Murphy    Posted 05-09-2001 at 14:37:02       [Reply]  [No Email]
How many do you want? As a youth pastor I've got lots of games that can be adapted. One fun one with water:

Supplies Per Team:
1 large (about 12.in diameter) Nerf ball (It has to be the soft kind that can soak up lots of water
Wash tub or plastic tub with handles (The good sized plastic tub with rope handles works well for this
1 large bath towel

Fill the 5 gallon bucket with water.
Dunk the nerf ball and place it in the middle of the towel. Have one child holding onto each end of the towel. Together, they have to use the towel to throw the ball into the washtub. To make it easier/harder, you can have two kids holding the wash tub and trying to catch the ball with the tub. Award points per "basket". You can go to a certain number of points or until the water runs out of the thrower's bucket.

Lesson learned: It doesn't matter how strong or fast one person is, we have to pull together and in the same direction or we get off target.


Another one:

Have one child per team stand holding a 5 gallon bucket on their head. (Open side up!) Have each
member of the team dunk and throw the big nerf ball or "sploosh" balls or water balloons into the bucket. Have the kids take turns under the bucket.

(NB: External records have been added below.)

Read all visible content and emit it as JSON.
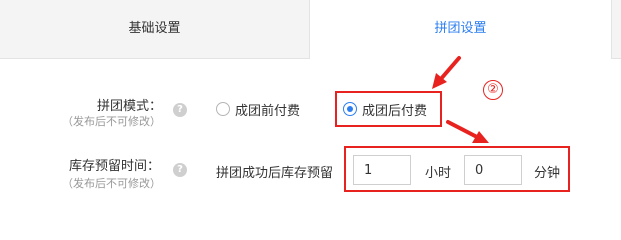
{
  "tabs": [
    {
      "label": "基础设置",
      "active": false
    },
    {
      "label": "拼团设置",
      "active": true
    }
  ],
  "form": {
    "mode": {
      "label": "拼团模式：",
      "hint": "（发布后不可修改）",
      "options": [
        {
          "label": "成团前付费",
          "checked": false
        },
        {
          "label": "成团后付费",
          "checked": true
        }
      ]
    },
    "reserve": {
      "label": "库存预留时间：",
      "hint": "（发布后不可修改）",
      "prefix": "拼团成功后库存预留",
      "hours_value": "1",
      "hours_unit": "小时",
      "minutes_value": "0",
      "minutes_unit": "分钟"
    }
  },
  "annotation": {
    "number": "②"
  },
  "colors": {
    "accent": "#2d7ff0",
    "annotation_red": "#e8231f"
  }
}
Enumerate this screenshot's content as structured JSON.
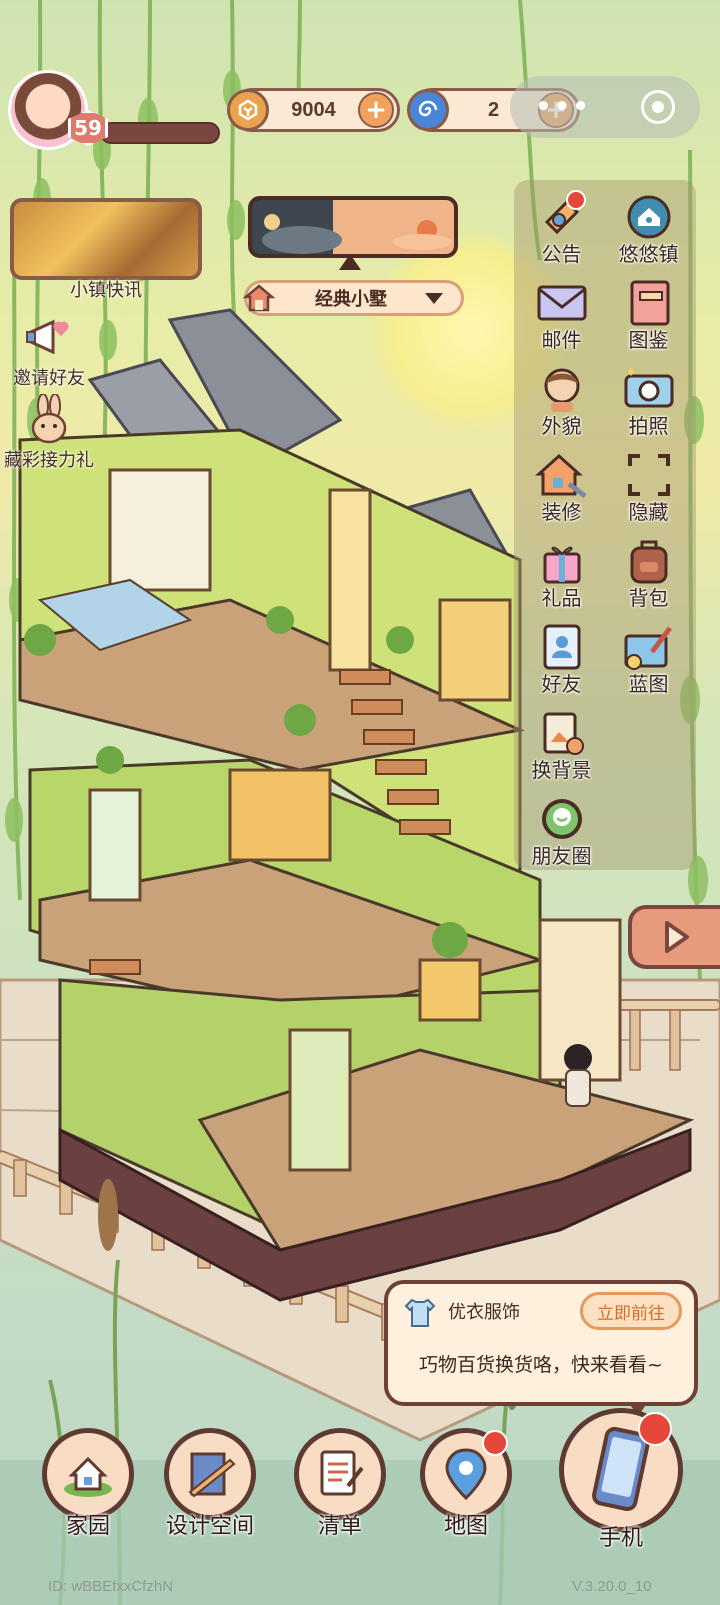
{
  "player": {
    "level": "59"
  },
  "currencies": [
    {
      "name": "coin-icon",
      "value": "9004"
    },
    {
      "name": "swirl-gem-icon",
      "value": "2"
    }
  ],
  "news": {
    "label": "小镇快讯"
  },
  "house": {
    "name": "经典小墅"
  },
  "side_items": [
    {
      "icon": "megaphone-icon",
      "label": "邀请好友"
    },
    {
      "icon": "bunny-icon",
      "label": "藏彩接力礼"
    }
  ],
  "menu": [
    {
      "icon": "bell-icon",
      "label": "公告",
      "badge": true
    },
    {
      "icon": "house-badge-icon",
      "label": "悠悠镇",
      "badge": false
    },
    {
      "icon": "mail-icon",
      "label": "邮件",
      "badge": false
    },
    {
      "icon": "book-icon",
      "label": "图鉴",
      "badge": false
    },
    {
      "icon": "person-icon",
      "label": "外貌",
      "badge": false
    },
    {
      "icon": "camera-icon",
      "label": "拍照",
      "badge": false
    },
    {
      "icon": "house-wrench-icon",
      "label": "装修",
      "badge": false
    },
    {
      "icon": "frame-corners-icon",
      "label": "隐藏",
      "badge": false
    },
    {
      "icon": "gift-icon",
      "label": "礼品",
      "badge": false
    },
    {
      "icon": "backpack-icon",
      "label": "背包",
      "badge": false
    },
    {
      "icon": "contacts-icon",
      "label": "好友",
      "badge": false
    },
    {
      "icon": "blueprint-icon",
      "label": "蓝图",
      "badge": false
    },
    {
      "icon": "image-swap-icon",
      "label": "换背景",
      "badge": false
    },
    {
      "icon": "moments-icon",
      "label": "朋友圈",
      "badge": false
    }
  ],
  "notification": {
    "shop": "优衣服饰",
    "action": "立即前往",
    "message": "巧物百货换货咯，快来看看~"
  },
  "bottom_nav": [
    {
      "icon": "home-garden-icon",
      "label": "家园",
      "badge": false
    },
    {
      "icon": "ruler-design-icon",
      "label": "设计空间",
      "badge": false
    },
    {
      "icon": "checklist-icon",
      "label": "清单",
      "badge": false
    },
    {
      "icon": "map-pin-icon",
      "label": "地图",
      "badge": true
    },
    {
      "icon": "phone-icon",
      "label": "手机",
      "badge": true
    }
  ],
  "footer": {
    "id": "ID: wBBEfxxCfzhN",
    "version": "V.3.20.0_10"
  },
  "colors": {
    "accent": "#f1a15e",
    "frame": "#5e3a30",
    "badge": "#e5483a"
  }
}
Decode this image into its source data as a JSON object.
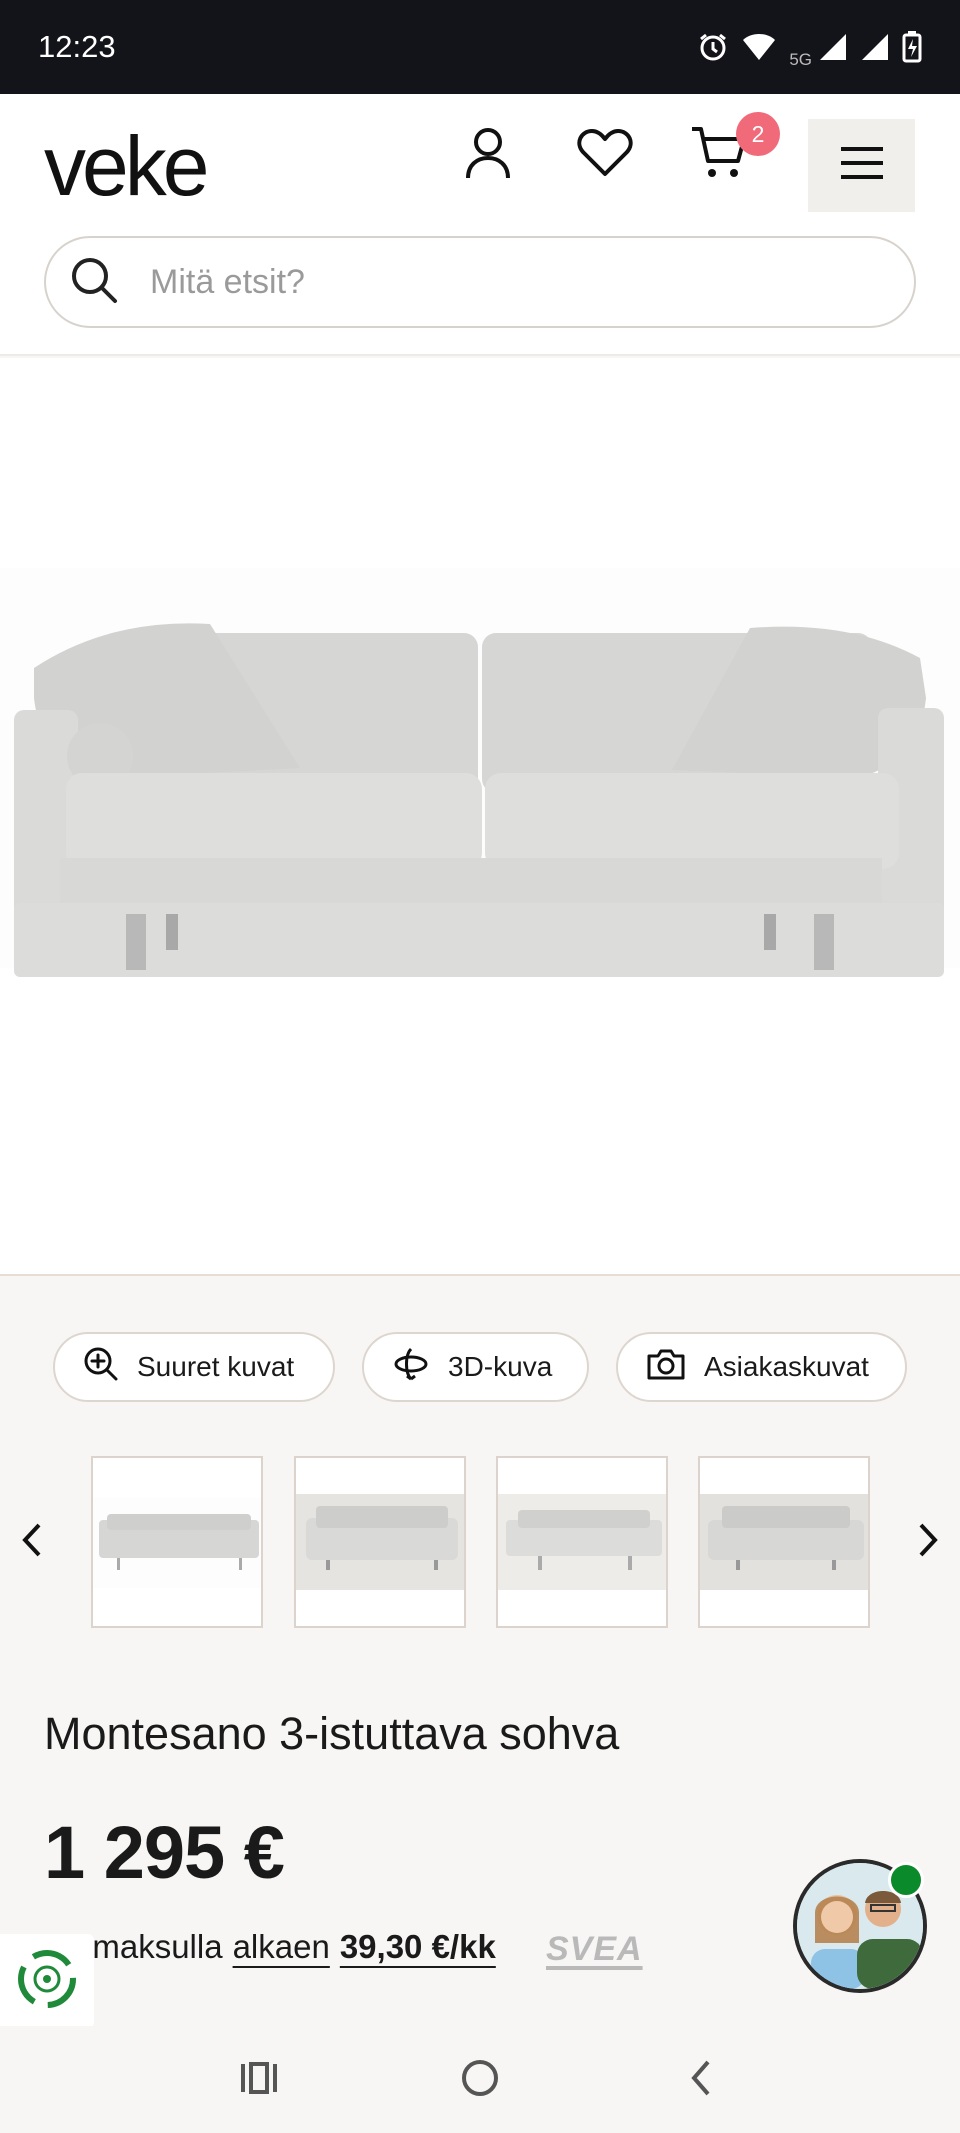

The lesson is taking turns. If everyone throws at once, as the person with the bucket on their head trys to catch one, they move out of range of others. If everyone takes their turn, it is easier for the "buckethead" and the thrower to work together.

Last one for now:

If you can find them, pick up some of those big water-balloon slingshots. Set up a target about 50 yards away and see which team of three can get the closest. Don't have them sling balloons at each other!!! These puppies hurt big-time when you get hit!

One not of caution, make certain that none of the kids you work with have a latex allergy when using water balloons. Otherwise, have fun!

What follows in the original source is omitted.